When I was kidnapped…!
I had one of the most painful experiences of my life when I was kidnapped. For around 20 days I was locked in a room which hardly had sunlight making its way inside. A complete silence 24/7 except a couple of seconds each day when some breads were thrown inside my cell by my captivator. I was like an animal locked in a cage, nowhere to look, nothing to hear and totally disassociated from the outside world.
After few days of complete perceptual isolation, I started displaying various abnormal behaviours. I could just see diffused light with no shape. I started having visual hallucinations and dream like disassociation. I was disoriented in time and space. I was unable to think logically and clearly. I totally lost my thinking and cognitive abilities. The frustration level rose to the stage that I started displaying hostility towards myself to the extent of causing physical injury to myself. The motor effects ranged from occasional tense pacing, restlessness and sense of inner tension with noise making, yelling, banging and assaultiveness at one extreme, to a kind of regressed, dissociated, withdrawn hypnoid and reverie-like state at the other.

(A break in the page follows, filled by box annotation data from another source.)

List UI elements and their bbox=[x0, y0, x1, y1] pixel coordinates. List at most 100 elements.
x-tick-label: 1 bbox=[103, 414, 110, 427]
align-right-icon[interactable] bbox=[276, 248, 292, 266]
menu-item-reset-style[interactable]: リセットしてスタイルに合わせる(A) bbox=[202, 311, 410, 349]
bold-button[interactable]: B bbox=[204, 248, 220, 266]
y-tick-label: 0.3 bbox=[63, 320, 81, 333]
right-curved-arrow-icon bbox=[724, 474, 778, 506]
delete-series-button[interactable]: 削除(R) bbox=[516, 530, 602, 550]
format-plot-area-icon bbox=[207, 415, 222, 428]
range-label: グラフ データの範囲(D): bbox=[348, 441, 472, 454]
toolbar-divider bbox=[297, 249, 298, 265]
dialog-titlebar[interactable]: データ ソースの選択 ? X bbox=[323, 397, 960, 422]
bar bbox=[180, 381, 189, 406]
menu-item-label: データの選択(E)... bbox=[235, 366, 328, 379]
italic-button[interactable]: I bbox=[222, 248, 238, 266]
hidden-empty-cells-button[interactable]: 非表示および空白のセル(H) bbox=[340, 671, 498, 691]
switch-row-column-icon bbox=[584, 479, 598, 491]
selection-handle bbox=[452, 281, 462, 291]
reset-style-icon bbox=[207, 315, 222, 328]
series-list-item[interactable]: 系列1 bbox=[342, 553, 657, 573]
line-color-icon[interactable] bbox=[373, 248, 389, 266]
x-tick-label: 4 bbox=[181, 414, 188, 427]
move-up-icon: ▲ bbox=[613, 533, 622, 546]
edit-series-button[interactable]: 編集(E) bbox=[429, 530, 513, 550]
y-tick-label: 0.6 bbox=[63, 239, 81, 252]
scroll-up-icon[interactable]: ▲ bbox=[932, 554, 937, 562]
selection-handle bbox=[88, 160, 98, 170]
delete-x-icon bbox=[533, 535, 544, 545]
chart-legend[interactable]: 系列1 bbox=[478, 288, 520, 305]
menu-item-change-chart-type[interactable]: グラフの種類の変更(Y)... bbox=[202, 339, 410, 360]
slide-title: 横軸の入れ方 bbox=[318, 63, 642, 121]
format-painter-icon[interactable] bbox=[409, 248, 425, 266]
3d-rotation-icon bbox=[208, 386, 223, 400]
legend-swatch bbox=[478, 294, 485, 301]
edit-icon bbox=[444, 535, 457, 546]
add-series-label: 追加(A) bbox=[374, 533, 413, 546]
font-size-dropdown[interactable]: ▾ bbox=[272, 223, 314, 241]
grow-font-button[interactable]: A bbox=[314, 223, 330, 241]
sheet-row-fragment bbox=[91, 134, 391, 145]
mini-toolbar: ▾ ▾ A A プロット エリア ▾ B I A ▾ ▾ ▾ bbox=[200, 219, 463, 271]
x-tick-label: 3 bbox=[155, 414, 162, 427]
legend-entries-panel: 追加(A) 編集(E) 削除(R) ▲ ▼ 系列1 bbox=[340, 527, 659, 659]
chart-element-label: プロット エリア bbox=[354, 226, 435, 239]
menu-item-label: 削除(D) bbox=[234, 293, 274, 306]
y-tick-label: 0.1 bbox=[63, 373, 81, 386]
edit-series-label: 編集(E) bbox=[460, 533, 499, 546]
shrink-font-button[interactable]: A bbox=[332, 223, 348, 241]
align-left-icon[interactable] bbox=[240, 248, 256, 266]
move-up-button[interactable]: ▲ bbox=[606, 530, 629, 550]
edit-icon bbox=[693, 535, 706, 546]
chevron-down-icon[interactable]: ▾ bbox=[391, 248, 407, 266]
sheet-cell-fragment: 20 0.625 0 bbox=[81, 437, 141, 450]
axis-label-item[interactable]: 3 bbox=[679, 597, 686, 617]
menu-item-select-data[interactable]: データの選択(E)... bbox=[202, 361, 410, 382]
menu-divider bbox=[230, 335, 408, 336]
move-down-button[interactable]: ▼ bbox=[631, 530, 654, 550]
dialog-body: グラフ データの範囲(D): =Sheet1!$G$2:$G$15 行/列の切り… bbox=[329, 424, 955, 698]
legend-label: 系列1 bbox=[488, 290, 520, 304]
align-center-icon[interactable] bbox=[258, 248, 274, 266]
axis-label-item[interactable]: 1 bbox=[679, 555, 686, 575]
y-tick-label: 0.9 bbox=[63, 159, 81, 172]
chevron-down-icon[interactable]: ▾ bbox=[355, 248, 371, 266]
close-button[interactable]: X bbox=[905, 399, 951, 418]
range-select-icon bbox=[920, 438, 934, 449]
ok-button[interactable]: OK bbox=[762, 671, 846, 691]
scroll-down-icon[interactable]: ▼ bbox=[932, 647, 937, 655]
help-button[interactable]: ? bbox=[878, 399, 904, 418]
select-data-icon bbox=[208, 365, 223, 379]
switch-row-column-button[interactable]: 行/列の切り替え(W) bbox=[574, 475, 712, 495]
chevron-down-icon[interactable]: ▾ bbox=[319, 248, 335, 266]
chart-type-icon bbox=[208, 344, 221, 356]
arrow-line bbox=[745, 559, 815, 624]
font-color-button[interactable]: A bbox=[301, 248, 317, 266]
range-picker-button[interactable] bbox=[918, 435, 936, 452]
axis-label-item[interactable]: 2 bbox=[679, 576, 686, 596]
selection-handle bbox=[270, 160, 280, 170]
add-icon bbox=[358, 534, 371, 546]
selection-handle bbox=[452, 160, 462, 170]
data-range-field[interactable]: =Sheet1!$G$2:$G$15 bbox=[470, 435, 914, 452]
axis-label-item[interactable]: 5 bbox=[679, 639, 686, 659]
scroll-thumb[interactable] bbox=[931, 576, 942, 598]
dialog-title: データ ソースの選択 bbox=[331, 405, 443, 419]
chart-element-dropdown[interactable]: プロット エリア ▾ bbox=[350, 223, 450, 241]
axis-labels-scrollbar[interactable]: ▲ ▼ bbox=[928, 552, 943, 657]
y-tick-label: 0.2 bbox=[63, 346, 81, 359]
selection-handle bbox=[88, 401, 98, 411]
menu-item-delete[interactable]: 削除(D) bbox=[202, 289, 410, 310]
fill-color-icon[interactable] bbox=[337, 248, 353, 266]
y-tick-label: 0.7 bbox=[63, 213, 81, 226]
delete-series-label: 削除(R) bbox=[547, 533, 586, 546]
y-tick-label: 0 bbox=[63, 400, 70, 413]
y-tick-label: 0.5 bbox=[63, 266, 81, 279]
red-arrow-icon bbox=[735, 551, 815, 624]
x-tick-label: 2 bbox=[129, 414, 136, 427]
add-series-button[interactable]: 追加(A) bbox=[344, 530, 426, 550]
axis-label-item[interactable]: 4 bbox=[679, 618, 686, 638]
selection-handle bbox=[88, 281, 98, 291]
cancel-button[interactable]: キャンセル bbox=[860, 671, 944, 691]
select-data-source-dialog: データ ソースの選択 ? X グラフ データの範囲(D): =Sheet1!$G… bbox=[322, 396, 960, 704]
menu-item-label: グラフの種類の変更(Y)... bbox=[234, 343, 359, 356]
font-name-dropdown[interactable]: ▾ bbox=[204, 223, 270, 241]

I was emotionally ruined and ready to oblige any ways to ensure my freedom. I was reduced to a vegetative state where I could be brain washed and made to do any duty assigned. After twenty days of extreme torture, I was finally released unconditionally. However, those days left an indelible mark upon my personality. My sleep pattern remained disoriented for several months. A sense of low self-worth, shame and loneliness developed within myself. I suffered from mental depression and withdrew myself from social interactions. I kept on feeling as if I am all alone in this world. Loneliness had been my companion since that incident and now, I enjoy that.